The American Style

When I was very young, I remember looking through framed prints with my mom at our local library. We found a beautiful one of three women and a baby, their dresses splashed by sunlight. We checked the print out and it hung in my room for several weeks. 

I remember looking at the dresses, the shadows, the sunlight, the jewel colors. It must have inspired something inside me, because I never forgot it, years and houses and towns later. Several years ago I began to talk about the painting with my mom. Neither one of us had seen it before or since: neither one of us knew the name of the artist, much less the painting. For now, it existed entirely in our minds.

So, we decided to try to find it. We narrowed it down to Impressionism fairly quickly due to its loose style and fresh colors; however, that did not narrow it down all that much. There are thousands of paintings by hundreds of Impressionists, at the very least. But I remembered that it had a certain spirit, something familiar. I thought that it might be American. After a search of American Impressionists, we found it: Three Sisters - A Study in June Sunlight (1890) by Edmund Charles Tarbell (1862-1938). It was like seeing an old friend again.

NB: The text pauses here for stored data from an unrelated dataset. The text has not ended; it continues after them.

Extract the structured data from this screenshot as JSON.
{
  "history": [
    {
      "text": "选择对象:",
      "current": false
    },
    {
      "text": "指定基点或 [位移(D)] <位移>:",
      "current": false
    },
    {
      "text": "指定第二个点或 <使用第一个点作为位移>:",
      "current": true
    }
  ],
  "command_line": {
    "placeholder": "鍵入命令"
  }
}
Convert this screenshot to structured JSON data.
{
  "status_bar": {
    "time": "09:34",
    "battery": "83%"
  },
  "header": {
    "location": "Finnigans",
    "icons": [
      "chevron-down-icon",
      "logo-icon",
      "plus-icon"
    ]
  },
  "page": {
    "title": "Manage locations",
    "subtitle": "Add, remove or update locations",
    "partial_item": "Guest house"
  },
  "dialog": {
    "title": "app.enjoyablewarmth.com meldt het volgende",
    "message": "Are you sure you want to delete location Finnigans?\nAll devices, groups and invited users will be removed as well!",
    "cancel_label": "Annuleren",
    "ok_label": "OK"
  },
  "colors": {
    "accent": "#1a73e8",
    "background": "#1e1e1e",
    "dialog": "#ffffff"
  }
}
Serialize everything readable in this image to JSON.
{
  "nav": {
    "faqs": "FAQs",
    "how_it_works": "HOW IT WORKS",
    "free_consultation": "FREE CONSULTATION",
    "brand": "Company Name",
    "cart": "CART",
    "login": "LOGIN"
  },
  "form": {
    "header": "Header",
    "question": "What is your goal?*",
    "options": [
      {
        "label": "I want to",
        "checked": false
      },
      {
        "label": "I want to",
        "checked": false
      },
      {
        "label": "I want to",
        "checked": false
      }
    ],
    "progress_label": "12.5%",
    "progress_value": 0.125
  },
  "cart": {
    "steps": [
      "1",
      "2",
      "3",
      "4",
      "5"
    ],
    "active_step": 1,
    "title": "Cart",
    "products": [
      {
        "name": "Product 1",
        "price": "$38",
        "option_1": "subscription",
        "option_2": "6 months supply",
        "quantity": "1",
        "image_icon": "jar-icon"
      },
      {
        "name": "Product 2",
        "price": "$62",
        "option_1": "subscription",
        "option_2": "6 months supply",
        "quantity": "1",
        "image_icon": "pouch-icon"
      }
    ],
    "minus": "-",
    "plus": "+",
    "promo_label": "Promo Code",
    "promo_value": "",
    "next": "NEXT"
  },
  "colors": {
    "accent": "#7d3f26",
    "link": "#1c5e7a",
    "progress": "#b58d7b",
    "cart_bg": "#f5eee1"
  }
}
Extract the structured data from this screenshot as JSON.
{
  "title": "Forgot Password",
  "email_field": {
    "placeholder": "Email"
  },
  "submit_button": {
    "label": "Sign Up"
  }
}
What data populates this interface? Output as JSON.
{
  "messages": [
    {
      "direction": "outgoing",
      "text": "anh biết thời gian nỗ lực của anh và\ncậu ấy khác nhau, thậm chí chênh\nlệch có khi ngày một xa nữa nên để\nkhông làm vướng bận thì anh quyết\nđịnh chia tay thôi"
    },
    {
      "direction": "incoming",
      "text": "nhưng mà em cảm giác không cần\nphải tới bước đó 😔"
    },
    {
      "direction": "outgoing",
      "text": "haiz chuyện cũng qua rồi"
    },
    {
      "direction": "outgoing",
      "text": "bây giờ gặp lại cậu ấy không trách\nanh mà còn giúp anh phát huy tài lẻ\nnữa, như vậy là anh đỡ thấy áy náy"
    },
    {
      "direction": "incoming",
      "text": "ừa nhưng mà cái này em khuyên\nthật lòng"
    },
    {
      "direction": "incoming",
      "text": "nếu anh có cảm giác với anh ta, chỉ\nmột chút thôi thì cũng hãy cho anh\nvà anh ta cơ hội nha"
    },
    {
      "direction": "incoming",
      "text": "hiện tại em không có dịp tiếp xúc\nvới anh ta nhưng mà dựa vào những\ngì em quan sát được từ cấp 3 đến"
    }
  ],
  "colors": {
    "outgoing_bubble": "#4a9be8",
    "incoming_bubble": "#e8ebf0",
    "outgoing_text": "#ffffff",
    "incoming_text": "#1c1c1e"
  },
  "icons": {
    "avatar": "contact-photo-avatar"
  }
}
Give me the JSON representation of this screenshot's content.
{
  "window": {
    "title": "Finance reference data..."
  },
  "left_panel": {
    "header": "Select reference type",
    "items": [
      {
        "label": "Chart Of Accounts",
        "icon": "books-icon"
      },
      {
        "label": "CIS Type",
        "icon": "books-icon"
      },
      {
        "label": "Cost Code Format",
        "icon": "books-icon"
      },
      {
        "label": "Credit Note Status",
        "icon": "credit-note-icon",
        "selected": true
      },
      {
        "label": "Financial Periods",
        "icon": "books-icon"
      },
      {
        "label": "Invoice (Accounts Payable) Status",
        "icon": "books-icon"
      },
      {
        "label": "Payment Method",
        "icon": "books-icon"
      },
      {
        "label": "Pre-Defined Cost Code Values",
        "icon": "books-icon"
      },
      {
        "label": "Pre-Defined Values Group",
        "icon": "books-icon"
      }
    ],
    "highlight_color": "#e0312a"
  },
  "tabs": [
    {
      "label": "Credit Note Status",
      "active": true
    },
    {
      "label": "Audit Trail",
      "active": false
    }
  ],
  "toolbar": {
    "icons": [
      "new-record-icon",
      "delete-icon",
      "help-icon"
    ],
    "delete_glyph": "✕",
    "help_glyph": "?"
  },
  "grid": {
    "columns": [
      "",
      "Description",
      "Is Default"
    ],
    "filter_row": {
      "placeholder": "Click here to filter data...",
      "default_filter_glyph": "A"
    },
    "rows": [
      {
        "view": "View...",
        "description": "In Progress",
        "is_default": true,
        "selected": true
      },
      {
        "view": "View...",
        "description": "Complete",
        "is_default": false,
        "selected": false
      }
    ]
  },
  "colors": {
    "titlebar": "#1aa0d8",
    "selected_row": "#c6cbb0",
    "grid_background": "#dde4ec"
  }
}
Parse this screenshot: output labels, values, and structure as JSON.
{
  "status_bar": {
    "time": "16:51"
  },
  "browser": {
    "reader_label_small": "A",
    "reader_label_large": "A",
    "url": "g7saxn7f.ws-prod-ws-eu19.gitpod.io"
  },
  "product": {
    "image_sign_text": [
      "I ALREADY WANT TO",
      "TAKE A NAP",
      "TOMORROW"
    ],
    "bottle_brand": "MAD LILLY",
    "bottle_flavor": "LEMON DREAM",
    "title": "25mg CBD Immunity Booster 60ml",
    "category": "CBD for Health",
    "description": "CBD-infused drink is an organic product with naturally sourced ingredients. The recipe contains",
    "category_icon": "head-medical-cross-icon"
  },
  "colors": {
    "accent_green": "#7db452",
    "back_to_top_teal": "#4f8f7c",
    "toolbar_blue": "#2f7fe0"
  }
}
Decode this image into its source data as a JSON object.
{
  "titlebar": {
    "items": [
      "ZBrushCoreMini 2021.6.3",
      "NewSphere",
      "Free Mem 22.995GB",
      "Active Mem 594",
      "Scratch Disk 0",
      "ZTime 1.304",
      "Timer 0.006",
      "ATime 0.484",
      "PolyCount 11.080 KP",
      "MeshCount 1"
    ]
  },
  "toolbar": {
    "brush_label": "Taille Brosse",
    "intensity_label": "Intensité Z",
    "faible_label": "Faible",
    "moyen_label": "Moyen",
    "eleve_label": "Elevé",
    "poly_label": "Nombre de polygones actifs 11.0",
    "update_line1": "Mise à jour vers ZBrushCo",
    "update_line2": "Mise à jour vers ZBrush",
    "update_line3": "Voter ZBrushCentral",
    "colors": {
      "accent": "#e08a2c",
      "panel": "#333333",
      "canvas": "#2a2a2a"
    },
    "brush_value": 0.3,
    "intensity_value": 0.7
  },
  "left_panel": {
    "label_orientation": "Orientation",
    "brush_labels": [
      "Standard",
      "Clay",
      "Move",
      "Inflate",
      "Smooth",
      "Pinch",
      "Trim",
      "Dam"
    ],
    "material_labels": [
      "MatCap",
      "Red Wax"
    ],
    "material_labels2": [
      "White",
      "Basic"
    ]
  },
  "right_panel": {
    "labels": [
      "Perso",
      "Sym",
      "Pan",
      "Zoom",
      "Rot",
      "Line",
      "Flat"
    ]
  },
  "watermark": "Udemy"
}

Edmund Charles Tarbell, Three Sisters - A Study in June Sunlight (1890) (Milwaukee Art Museum)

Edmund Charles Tarbell, Three Sisters - A Study in June Sunlight (1890) (Milwaukee Art Museum)

When I was in college studying Art History, I wrote a paper on Tarbell and his distinctly American style. I summed up my paper with this:

Accomplishing the rare feat of successfully combining tradition with innovation, Tarbell’s rendition of Impressionism was distinctly American, not only due to the values it espoused, but also in the disparate range of its inspiration. As a result of an amalgamation of influences, Tarbell developed an American style, pleasingly unaffected in the consistent quality of its translucent beauty.

I don’t doubt that the presence of Tarbell’s painting in my room as a child made me more aware of art and its history. I’m really thankful for coming across it, and continually thankful to my mom for introducing me to art and literature.

Although Tarbell’s painting is loose and airy, it is composed. I used the diamond pattern on the blue and white dress to establish an underlying structure, then casually filled in certain areas with tangled flowers and foliage, leaving other spaces blank to represent the sunlight and white dresses.